Da mesma forma, nenhum americano será obrigado a desinstalar o app de seus gadgets, nem será impedido de tentar acessar o site via navegador; o TikTok também não é obrigado a interromper suas operações, e em tese, o serviço continuaria disponível para quem conseguir acessá-lo. Como a lei funciona, então?

Ela mira principalmente em novos usuários móveis: Apple e Google seriam forçadas a removerem o app da App Store e Google Play Store, assim, não seria possível instalá-lo, ou mesmo reinstalá-lo, no iPhone e Android, este salvo via sideloading do APK, que o Google não curte muito mais.

Ao mesmo tempo, atualizações do aplicativo não seriam mais disponibilizadas aos atuais usuários, o que com o tempo, faria com que o app deixe de funcionar corretamente, ao acumular diversos bugs e falhas, até "quebrar de vez" e se tornar inutilizável.

A lei impede que companhias dos EUA ofereçam serviços de "hospedagem", com aspas porque a definição é bastante elástica. Ela inclui hospedagem de arquivos, domínios, nuvem, servidores, processamento de pagamentos, anúncios, etc.; tecnicamente, a companhia não poderia usar nenhum serviço de empresas locais, mas poderia trabalhar com outras externas para manter seus serviços, inclusive nos demais países fora da China, onde continuará a operar normalmente.

Por exemplo, o TikTok usa servidores em nuvem da Oracle para armazenar dados de usuários dos EUA; caso a lei seja endossada, tal acordo não será permitido continuar.

Em caso de ban, TikTok deixaria de funcionar aos poucos (Créditos: Collabstr/Unsplash)


Em última análise, a lei dificultará bastante a operação do TikTok nos EUA, e até mesmo em outros países, mas não é um banhammer absoluto, exceto se você for um novo usuário no iPhone ou Android, que não poderá baixar o app após a data limite.

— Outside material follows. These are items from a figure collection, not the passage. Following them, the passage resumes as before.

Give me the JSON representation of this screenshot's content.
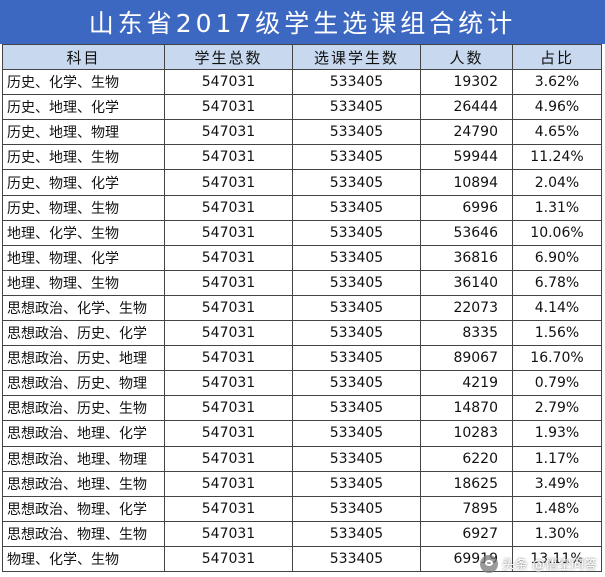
{
  "title": "山东省2017级学生选课组合统计",
  "headers": [
    "科目",
    "学生总数",
    "选课学生数",
    "人数",
    "占比"
  ],
  "rows": [
    {
      "subject": "历史、化学、生物",
      "total": "547031",
      "selected": "533405",
      "count": "19302",
      "ratio": "3.62%"
    },
    {
      "subject": "历史、地理、化学",
      "total": "547031",
      "selected": "533405",
      "count": "26444",
      "ratio": "4.96%"
    },
    {
      "subject": "历史、地理、物理",
      "total": "547031",
      "selected": "533405",
      "count": "24790",
      "ratio": "4.65%"
    },
    {
      "subject": "历史、地理、生物",
      "total": "547031",
      "selected": "533405",
      "count": "59944",
      "ratio": "11.24%"
    },
    {
      "subject": "历史、物理、化学",
      "total": "547031",
      "selected": "533405",
      "count": "10894",
      "ratio": "2.04%"
    },
    {
      "subject": "历史、物理、生物",
      "total": "547031",
      "selected": "533405",
      "count": "6996",
      "ratio": "1.31%"
    },
    {
      "subject": "地理、化学、生物",
      "total": "547031",
      "selected": "533405",
      "count": "53646",
      "ratio": "10.06%"
    },
    {
      "subject": "地理、物理、化学",
      "total": "547031",
      "selected": "533405",
      "count": "36816",
      "ratio": "6.90%"
    },
    {
      "subject": "地理、物理、生物",
      "total": "547031",
      "selected": "533405",
      "count": "36140",
      "ratio": "6.78%"
    },
    {
      "subject": "思想政治、化学、生物",
      "total": "547031",
      "selected": "533405",
      "count": "22073",
      "ratio": "4.14%"
    },
    {
      "subject": "思想政治、历史、化学",
      "total": "547031",
      "selected": "533405",
      "count": "8335",
      "ratio": "1.56%"
    },
    {
      "subject": "思想政治、历史、地理",
      "total": "547031",
      "selected": "533405",
      "count": "89067",
      "ratio": "16.70%"
    },
    {
      "subject": "思想政治、历史、物理",
      "total": "547031",
      "selected": "533405",
      "count": "4219",
      "ratio": "0.79%"
    },
    {
      "subject": "思想政治、历史、生物",
      "total": "547031",
      "selected": "533405",
      "count": "14870",
      "ratio": "2.79%"
    },
    {
      "subject": "思想政治、地理、化学",
      "total": "547031",
      "selected": "533405",
      "count": "10283",
      "ratio": "1.93%"
    },
    {
      "subject": "思想政治、地理、物理",
      "total": "547031",
      "selected": "533405",
      "count": "6220",
      "ratio": "1.17%"
    },
    {
      "subject": "思想政治、地理、生物",
      "total": "547031",
      "selected": "533405",
      "count": "18625",
      "ratio": "3.49%"
    },
    {
      "subject": "思想政治、物理、化学",
      "total": "547031",
      "selected": "533405",
      "count": "7895",
      "ratio": "1.48%"
    },
    {
      "subject": "思想政治、物理、生物",
      "total": "547031",
      "selected": "533405",
      "count": "6927",
      "ratio": "1.30%"
    },
    {
      "subject": "物理、化学、生物",
      "total": "547031",
      "selected": "533405",
      "count": "69919",
      "ratio": "13.11%"
    }
  ],
  "watermark": {
    "text": "头条 @悟空问答",
    "icon": "wukong-logo-icon"
  },
  "colors": {
    "title_bg": "#3d68c2",
    "header_bg": "#c7d8ef",
    "border": "#444444"
  }
}
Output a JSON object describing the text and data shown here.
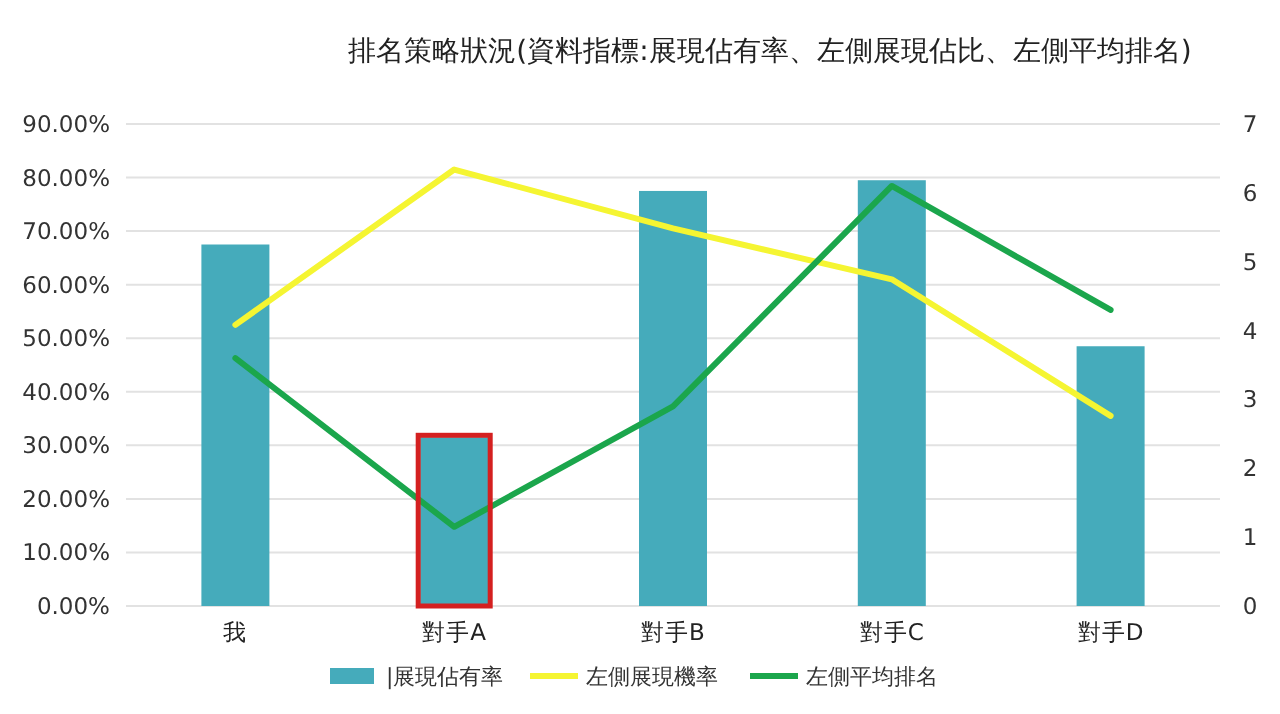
{
  "chart_data": {
    "type": "bar",
    "title": "排名策略狀況(資料指標:展現佔有率、左側展現佔比、左側平均排名)",
    "categories": [
      "我",
      "對手A",
      "對手B",
      "對手C",
      "對手D"
    ],
    "series": [
      {
        "name": "|展現佔有率",
        "color": "#45abbb",
        "values": [
          67.5,
          31.5,
          77.5,
          79.5,
          48.5
        ]
      },
      {
        "name": "左側展現機率",
        "type": "line",
        "color": "#f5f532",
        "values": [
          52.5,
          81.5,
          70.5,
          61,
          35.5
        ]
      },
      {
        "name": "左側平均排名",
        "type": "line",
        "color": "#1ba64c",
        "axis": "y2",
        "values": [
          3.6,
          1.15,
          2.9,
          6.1,
          4.3
        ]
      }
    ],
    "ylim": [
      0,
      90
    ],
    "yticks": [
      {
        "value": 0,
        "label": "0.00%"
      },
      {
        "value": 10,
        "label": "10.00%"
      },
      {
        "value": 20,
        "label": "20.00%"
      },
      {
        "value": 30,
        "label": "30.00%"
      },
      {
        "value": 40,
        "label": "40.00%"
      },
      {
        "value": 50,
        "label": "50.00%"
      },
      {
        "value": 60,
        "label": "60.00%"
      },
      {
        "value": 70,
        "label": "70.00%"
      },
      {
        "value": 80,
        "label": "80.00%"
      },
      {
        "value": 90,
        "label": "90.00%"
      }
    ],
    "y2lim": [
      0,
      7
    ],
    "y2ticks": [
      0,
      1,
      2,
      3,
      4,
      5,
      6,
      7
    ],
    "grid": "y",
    "legend": "bottom",
    "marker": "none"
  }
}
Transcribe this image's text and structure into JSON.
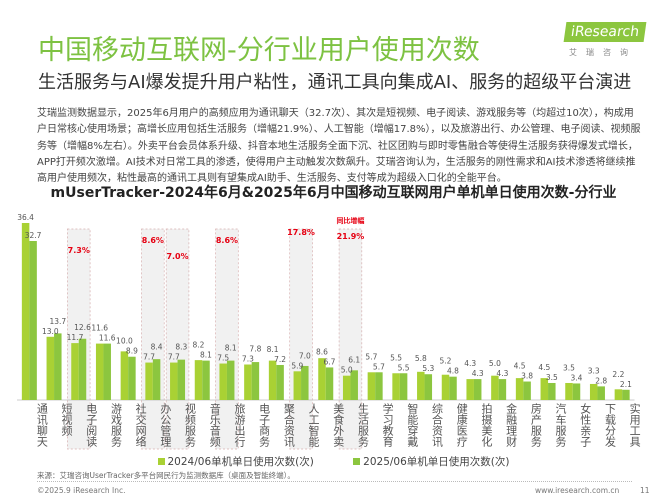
{
  "header": {
    "title": "中国移动互联网-分行业用户使用次数",
    "subtitle": "生活服务与AI爆发提升用户粘性，通讯工具向集成AI、服务的超级平台演进",
    "logo_main": "iResearch",
    "logo_sub": "艾瑞咨询"
  },
  "paragraph": "艾瑞监测数据显示，2025年6月用户的高频应用为通讯聊天（32.7次）、其次是短视频、电子阅读、游戏服务等（均超过10次），构成用户日常核心使用场景；高增长应用包括生活服务（增幅21.9%）、人工智能（增幅17.8%），以及旅游出行、办公管理、电子阅读、视频服务等（增幅8%左右）。外卖平台会员体系升级、抖音本地生活服务全面下沉、社区团购与即时零售融合等使得生活服务获得爆发式增长，APP打开频次激增。AI技术对日常工具的渗透，使得用户主动触发次数飙升。艾瑞咨询认为，生活服务的刚性需求和AI技术渗透将继续推高用户使用频次，粘性最高的通讯工具则有望集成AI助手、生活服务、支付等成为超级入口化的全能平台。",
  "chart_data": {
    "type": "bar",
    "title": "mUserTracker-2024年6月&2025年6月中国移动互联网用户单机单日使用次数-分行业",
    "categories": [
      "通讯聊天",
      "短视频",
      "电子阅读",
      "游戏服务",
      "社交网络",
      "办公管理",
      "视频服务",
      "音乐音频",
      "旅游出行",
      "电子商务",
      "聚合资讯",
      "人工智能",
      "美食外卖",
      "生活服务",
      "学习教育",
      "智能穿戴",
      "综合资讯",
      "健康医疗",
      "拍摄美化",
      "金融理财",
      "房产服务",
      "汽车服务",
      "女性亲子",
      "下载分发",
      "实用工具"
    ],
    "series": [
      {
        "name": "2024/06单机单日使用次数(次)",
        "color": "#a9d134",
        "values": [
          36.4,
          13.0,
          11.7,
          11.6,
          10.0,
          7.7,
          7.7,
          8.2,
          7.5,
          7.3,
          8.1,
          5.9,
          8.6,
          5.0,
          5.7,
          5.5,
          5.8,
          5.2,
          4.3,
          5.0,
          4.5,
          4.5,
          3.5,
          3.3,
          2.2
        ]
      },
      {
        "name": "2025/06单机单日使用次数(次)",
        "color": "#8cc63f",
        "values": [
          32.7,
          13.7,
          12.6,
          11.6,
          8.9,
          8.4,
          8.3,
          8.1,
          8.1,
          7.8,
          7.2,
          7.0,
          6.7,
          6.1,
          5.7,
          5.5,
          5.3,
          4.8,
          4.3,
          4.3,
          3.8,
          3.5,
          3.4,
          2.8,
          2.1
        ]
      }
    ],
    "highlights": [
      {
        "category": "电子阅读",
        "growth": "7.3%"
      },
      {
        "category": "办公管理",
        "growth": "8.6%"
      },
      {
        "category": "视频服务",
        "growth": "7.0%"
      },
      {
        "category": "旅游出行",
        "growth": "8.6%"
      },
      {
        "category": "人工智能",
        "growth": "17.8%"
      },
      {
        "category": "生活服务",
        "growth": "21.9%",
        "header": "同比增幅"
      }
    ],
    "highlight_color": "#e60012",
    "ylim": [
      0,
      36.4
    ],
    "grid": false,
    "legend_position": "bottom"
  },
  "source": "来源：艾瑞咨询UserTracker多平台网民行为监测数据库（桌面及智能终端）。",
  "footer": {
    "copyright": "©2025.9 iResearch Inc.",
    "website": "www.iresearch.com.cn",
    "page": "11"
  }
}
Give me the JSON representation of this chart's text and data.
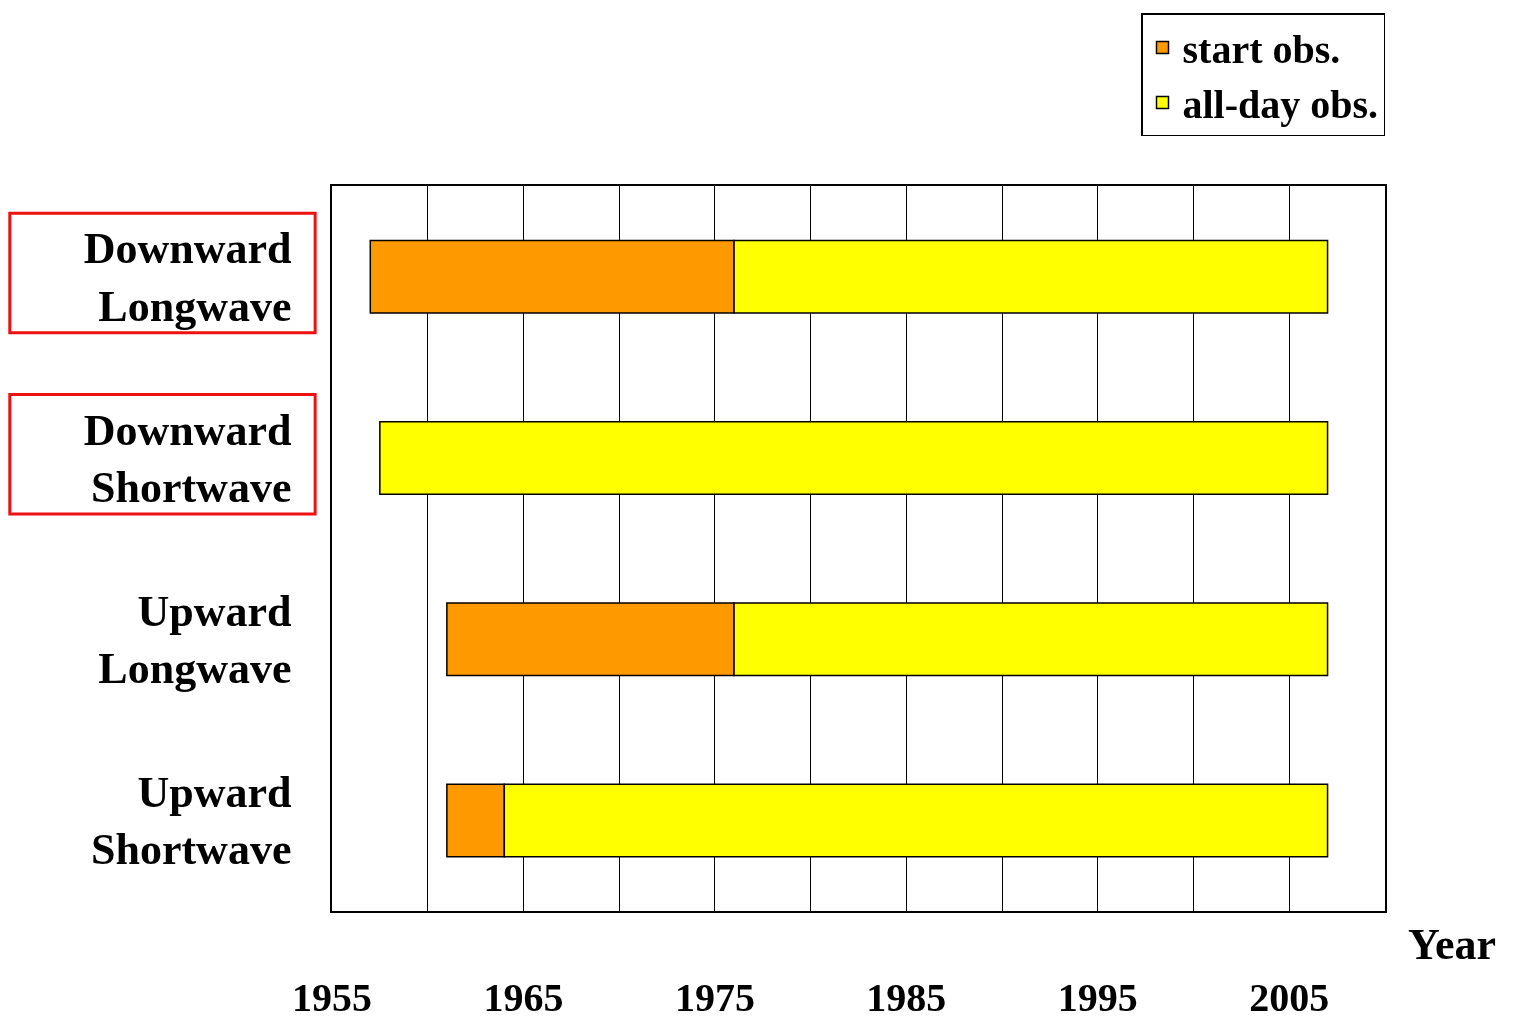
{
  "chart_data": {
    "type": "bar",
    "orientation": "horizontal",
    "xlabel": "Year",
    "categories": [
      "Downward\nLongwave",
      "Downward\nShortwave",
      "Upward\nLongwave",
      "Upward\nShortwave"
    ],
    "series": [
      {
        "name": "start obs.",
        "color": "#ff9900",
        "base": [
          1957,
          null,
          1961,
          1961
        ],
        "values": [
          19,
          null,
          15,
          3
        ]
      },
      {
        "name": "all-day obs.",
        "color": "#ffff00",
        "base": [
          1976,
          1957.5,
          1976,
          1964
        ],
        "values": [
          31,
          49.5,
          31,
          43
        ]
      }
    ],
    "xlim": [
      1955,
      2010
    ],
    "xticks": [
      1955,
      {
        "value": 1960,
        "label": null
      },
      1965,
      {
        "value": 1970,
        "label": null
      },
      1975,
      {
        "value": 1980,
        "label": null
      },
      1985,
      {
        "value": 1990,
        "label": null
      },
      1995,
      {
        "value": 2000,
        "label": null
      },
      2005
    ],
    "grid": "x",
    "legend": "top right"
  }
}
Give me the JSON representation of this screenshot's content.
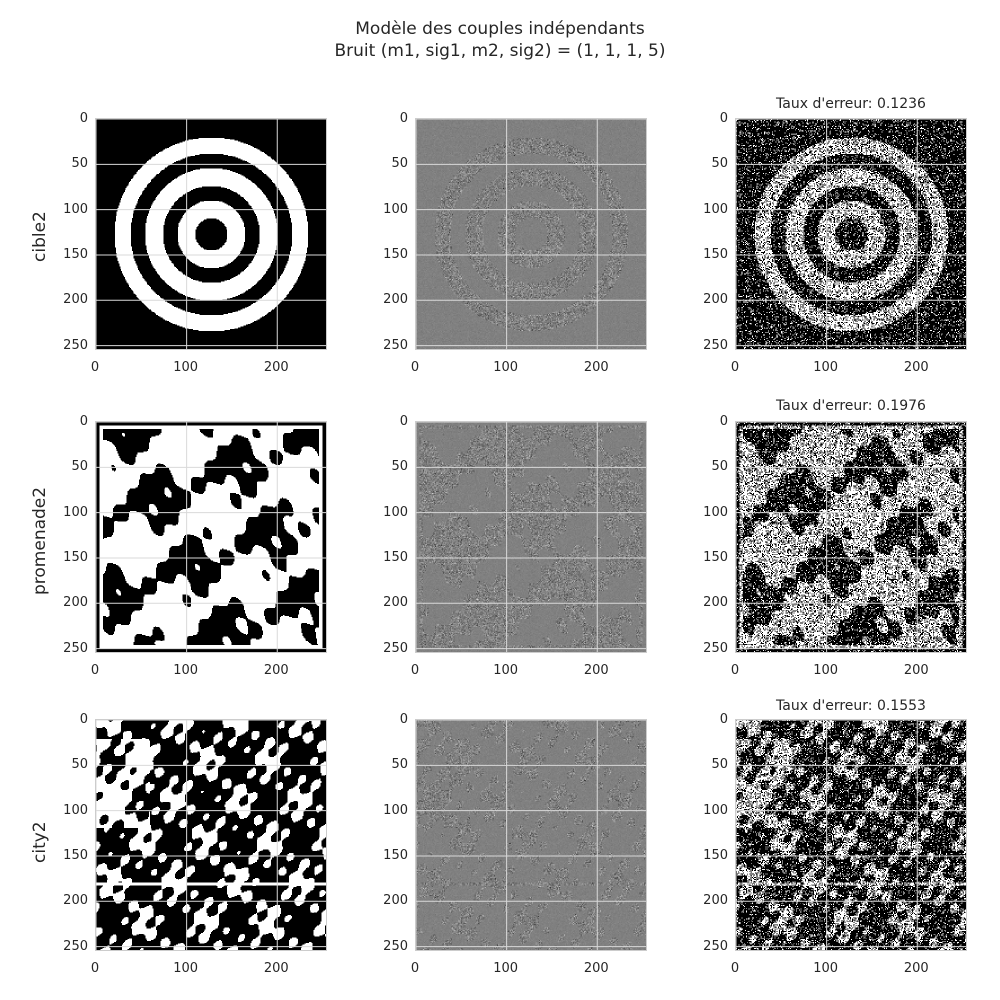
{
  "figure": {
    "title_line1": "Modèle des couples indépendants",
    "title_line2": "Bruit (m1, sig1, m2, sig2) = (1, 1, 1, 5)"
  },
  "chart_data": [
    {
      "type": "grid-of-images",
      "rows": [
        {
          "name": "cible2",
          "error_title": "Taux d'erreur: 0.1236"
        },
        {
          "name": "promenade2",
          "error_title": "Taux d'erreur: 0.1976"
        },
        {
          "name": "city2",
          "error_title": "Taux d'erreur: 0.1553"
        }
      ],
      "columns": [
        "original",
        "noisy",
        "segmented"
      ],
      "image_size": [
        256,
        256
      ],
      "x_ticks": [
        "0",
        "100",
        "200"
      ],
      "y_ticks": [
        "0",
        "50",
        "100",
        "150",
        "200",
        "250"
      ],
      "x_tick_values": [
        0,
        100,
        200
      ],
      "y_tick_values": [
        0,
        50,
        100,
        150,
        200,
        250
      ],
      "grid": true
    }
  ],
  "colors": {
    "gridline": "#d9d9d9",
    "frame": "#cccccc",
    "noise_bg": "#808080"
  }
}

Banhammer or not banhammer?

Nos próximos dias, a Suprema Corte dos EUA deverá ouvir as considerações finais de ambos os lados no processo, o TikTok e os representantes do governo Biden, e a decisão final sairá antes do prazo final, no dia 19 de janeiro.

Há grandes chances de que a lei seja endossada, graças ao argumento da Segurança Nacional, mas resta saber como ela será aplicada, se o for, quando Trump assumir o governo.